A Prefeitura diz fazer ações, como a Operação Defesa das Águas, coordenada pelo Município em parceria com o Estado. A pasta do Verde afirma ter "grande preocupação com as áreas de parque e para cuidar delas são firmados contratos para a presença de vigilância desarmada e rondas móveis". Ainda segundo o Município, "todos os esforços" são adotados para preservar o patrimônio público dentro de suas atribuições. "Não há inércia ou complacência, muito menos conivência."

Barracos também são erguidos em ao menos 3 parques municipais

Além das regiões de mananciais, as invasões também atingem ao menos três parques nas zonas oeste e leste da capital.

No Parque Municipal Juliana de Carvalho Torres, próximo à Rodovia Raposo Tavares, no extremo oeste, cerca de 150 barracos começaram a ser erguidos em uma área de 3 mil metros quadrados em setembro do ano passado. Nove meses após a invasão, as moradias começam a ganhar estrutura de alvenaria.

No Parque Municipal Guabirobeira, um dos dez maiores da cidade, na zona leste, um lixão foi instalado no início do ano, com descarte de entulho de construção civil. Há constante movimento de caminhões no local e alguns barracos que chegam próximos à divisa do parque, que não tem cercas. Também há barracos no Parque Linear do Sapé, na zona oeste.

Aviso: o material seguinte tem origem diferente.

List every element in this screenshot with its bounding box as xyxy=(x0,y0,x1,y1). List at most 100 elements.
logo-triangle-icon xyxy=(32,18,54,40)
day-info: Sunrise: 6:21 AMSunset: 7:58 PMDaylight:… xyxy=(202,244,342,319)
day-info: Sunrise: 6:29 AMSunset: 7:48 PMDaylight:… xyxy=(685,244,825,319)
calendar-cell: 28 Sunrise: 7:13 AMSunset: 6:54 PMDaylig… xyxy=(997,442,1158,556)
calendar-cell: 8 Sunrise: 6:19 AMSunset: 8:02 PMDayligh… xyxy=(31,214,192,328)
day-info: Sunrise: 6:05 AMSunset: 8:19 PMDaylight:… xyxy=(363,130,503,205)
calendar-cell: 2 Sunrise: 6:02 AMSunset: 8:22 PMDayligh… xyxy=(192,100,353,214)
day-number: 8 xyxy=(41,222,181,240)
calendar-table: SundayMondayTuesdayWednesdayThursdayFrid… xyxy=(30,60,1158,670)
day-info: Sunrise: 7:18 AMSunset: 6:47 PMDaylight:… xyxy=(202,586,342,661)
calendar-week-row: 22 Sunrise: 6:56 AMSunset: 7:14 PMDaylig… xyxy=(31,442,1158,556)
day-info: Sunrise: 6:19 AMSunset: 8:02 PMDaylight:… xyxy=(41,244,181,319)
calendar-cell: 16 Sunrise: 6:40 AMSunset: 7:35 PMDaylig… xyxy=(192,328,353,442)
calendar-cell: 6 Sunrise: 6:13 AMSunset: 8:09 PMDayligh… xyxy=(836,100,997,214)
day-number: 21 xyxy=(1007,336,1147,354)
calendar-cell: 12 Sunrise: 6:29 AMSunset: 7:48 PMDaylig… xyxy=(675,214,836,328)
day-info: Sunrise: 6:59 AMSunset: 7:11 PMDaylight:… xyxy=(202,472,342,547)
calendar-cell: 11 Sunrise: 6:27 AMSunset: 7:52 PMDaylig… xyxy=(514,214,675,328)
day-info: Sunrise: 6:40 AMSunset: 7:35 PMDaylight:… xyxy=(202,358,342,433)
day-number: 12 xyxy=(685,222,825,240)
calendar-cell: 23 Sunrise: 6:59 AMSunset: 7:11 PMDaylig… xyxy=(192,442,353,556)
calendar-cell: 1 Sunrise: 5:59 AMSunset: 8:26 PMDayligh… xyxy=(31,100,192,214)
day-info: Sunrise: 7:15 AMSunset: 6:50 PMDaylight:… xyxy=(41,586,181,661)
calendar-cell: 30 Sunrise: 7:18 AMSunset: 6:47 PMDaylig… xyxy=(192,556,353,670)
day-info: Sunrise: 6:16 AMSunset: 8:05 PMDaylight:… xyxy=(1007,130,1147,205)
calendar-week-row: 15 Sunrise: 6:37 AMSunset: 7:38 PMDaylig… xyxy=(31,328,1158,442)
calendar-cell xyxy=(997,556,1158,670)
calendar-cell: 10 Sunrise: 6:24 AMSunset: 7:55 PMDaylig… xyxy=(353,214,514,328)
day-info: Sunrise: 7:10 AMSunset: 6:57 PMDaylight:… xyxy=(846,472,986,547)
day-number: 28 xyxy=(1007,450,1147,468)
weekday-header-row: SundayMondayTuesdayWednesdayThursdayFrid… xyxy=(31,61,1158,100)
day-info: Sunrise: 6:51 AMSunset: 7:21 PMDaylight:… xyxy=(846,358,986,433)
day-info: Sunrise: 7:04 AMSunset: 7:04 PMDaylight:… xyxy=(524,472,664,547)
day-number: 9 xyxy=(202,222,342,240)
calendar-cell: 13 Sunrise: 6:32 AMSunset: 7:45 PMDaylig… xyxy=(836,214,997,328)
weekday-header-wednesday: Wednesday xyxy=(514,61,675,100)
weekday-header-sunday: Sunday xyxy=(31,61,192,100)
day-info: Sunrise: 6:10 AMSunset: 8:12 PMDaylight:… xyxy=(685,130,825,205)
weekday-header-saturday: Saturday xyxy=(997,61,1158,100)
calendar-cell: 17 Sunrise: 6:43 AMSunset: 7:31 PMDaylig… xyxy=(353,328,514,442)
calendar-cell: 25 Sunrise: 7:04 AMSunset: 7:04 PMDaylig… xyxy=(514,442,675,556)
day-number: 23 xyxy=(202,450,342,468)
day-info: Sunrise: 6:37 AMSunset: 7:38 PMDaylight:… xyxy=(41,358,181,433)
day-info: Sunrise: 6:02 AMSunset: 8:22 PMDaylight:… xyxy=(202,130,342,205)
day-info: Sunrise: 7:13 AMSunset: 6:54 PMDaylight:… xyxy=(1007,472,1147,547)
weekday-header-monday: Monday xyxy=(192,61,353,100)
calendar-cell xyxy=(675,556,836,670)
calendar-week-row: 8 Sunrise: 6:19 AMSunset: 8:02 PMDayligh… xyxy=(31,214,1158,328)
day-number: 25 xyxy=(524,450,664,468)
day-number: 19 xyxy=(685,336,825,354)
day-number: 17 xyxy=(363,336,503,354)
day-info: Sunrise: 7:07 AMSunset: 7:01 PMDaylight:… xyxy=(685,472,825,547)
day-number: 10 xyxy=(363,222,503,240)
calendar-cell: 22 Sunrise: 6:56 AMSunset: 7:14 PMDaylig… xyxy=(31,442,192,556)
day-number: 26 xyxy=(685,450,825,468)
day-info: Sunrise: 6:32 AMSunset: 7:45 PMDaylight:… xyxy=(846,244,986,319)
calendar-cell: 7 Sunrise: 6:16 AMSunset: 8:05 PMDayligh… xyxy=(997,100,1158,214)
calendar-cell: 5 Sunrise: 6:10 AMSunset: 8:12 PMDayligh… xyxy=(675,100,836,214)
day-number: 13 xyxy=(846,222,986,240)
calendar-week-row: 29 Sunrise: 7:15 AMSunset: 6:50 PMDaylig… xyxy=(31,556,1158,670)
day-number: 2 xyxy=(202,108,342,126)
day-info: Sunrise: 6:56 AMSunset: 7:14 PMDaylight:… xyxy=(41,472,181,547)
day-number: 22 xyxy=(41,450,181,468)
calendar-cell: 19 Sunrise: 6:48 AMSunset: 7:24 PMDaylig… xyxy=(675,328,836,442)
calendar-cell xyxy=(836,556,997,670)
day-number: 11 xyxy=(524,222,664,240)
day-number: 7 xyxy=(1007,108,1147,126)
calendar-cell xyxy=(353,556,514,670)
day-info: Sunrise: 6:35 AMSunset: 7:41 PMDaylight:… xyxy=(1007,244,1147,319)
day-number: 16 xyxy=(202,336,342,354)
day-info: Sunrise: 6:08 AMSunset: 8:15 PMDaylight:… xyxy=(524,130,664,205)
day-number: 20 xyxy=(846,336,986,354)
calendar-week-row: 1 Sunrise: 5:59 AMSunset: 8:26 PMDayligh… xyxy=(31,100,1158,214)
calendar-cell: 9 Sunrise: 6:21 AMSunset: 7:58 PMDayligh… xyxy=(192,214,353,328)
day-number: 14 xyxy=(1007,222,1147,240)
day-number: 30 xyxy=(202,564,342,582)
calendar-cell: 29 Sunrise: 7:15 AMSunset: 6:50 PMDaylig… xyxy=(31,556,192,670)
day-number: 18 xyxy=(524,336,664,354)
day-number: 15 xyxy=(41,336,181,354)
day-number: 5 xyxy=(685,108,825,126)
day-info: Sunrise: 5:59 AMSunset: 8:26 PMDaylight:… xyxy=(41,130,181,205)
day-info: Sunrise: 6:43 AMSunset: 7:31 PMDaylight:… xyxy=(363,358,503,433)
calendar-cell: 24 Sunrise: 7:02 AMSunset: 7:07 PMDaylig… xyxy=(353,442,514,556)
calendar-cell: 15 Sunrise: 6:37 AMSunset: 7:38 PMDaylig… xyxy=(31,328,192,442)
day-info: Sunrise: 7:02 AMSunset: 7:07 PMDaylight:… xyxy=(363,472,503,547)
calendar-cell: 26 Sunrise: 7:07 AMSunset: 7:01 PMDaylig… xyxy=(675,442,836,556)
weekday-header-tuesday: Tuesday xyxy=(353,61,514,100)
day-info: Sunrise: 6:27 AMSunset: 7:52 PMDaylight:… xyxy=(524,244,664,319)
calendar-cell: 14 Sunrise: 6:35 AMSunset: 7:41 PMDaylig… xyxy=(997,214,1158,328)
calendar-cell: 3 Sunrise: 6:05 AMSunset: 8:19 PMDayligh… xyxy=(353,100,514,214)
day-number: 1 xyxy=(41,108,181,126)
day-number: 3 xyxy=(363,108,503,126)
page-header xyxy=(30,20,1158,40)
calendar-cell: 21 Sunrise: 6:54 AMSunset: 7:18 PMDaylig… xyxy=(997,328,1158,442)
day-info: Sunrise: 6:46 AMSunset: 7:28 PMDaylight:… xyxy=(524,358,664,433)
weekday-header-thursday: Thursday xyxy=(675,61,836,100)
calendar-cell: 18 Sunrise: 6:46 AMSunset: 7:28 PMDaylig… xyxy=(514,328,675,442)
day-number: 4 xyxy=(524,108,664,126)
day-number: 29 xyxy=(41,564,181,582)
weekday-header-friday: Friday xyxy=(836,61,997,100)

Segundo a Prefeitura, já há pedido de reintegração de posse do Parque Juliana. Sobre o Guabirobeira, a gestão Bruno Covas (PSDB) diz que "a questão está em análise". Os dois casos motivaram ações civis públicas contra o Município.

"Diariamente, a GCM (Guarda-Civil Metropolitana) realiza o monitoramento das áreas ambientais", disse a Prefeitura, em nota. "Em caso de qualquer nova ocupação ou construção irregular com retirada de vegetação ou desmatamento, é dada voz de prisão aos autores sendo encaminhados à delegacia."

No Rio, domínio das milícias

No Rio de Janeiro, as invasões de áreas de proteção ambiental se concentram na zona oeste, berço das principais milícias da cidade. Uma dessas invasões estava localizada no morro da Muzema, onde 24 pessoas morreram por causa de um desabamento de dois prédiosem abril. O condomínio Figueiras do Itanhangá, do qual os prédios faziam parte, recebeu 17 multas da prefeitura do Rio por irregularidades na construção, a primeira delas em 6 de outubro de 2005.

A Polícia Civil indiciou três pessoas pelos 24 homicídios com dolo eventual (quando o autor admite o risco de causar a morte), mas duas delas continuam foragidas. Depois da tragédia, outros prédios construídos irregularmente na região foram demolidos pela prefeitura. As milícias também invadiram áreas de proteção ambiental em outras regiões do Estado, como Arraial do Cabo, na Região dos Lagos.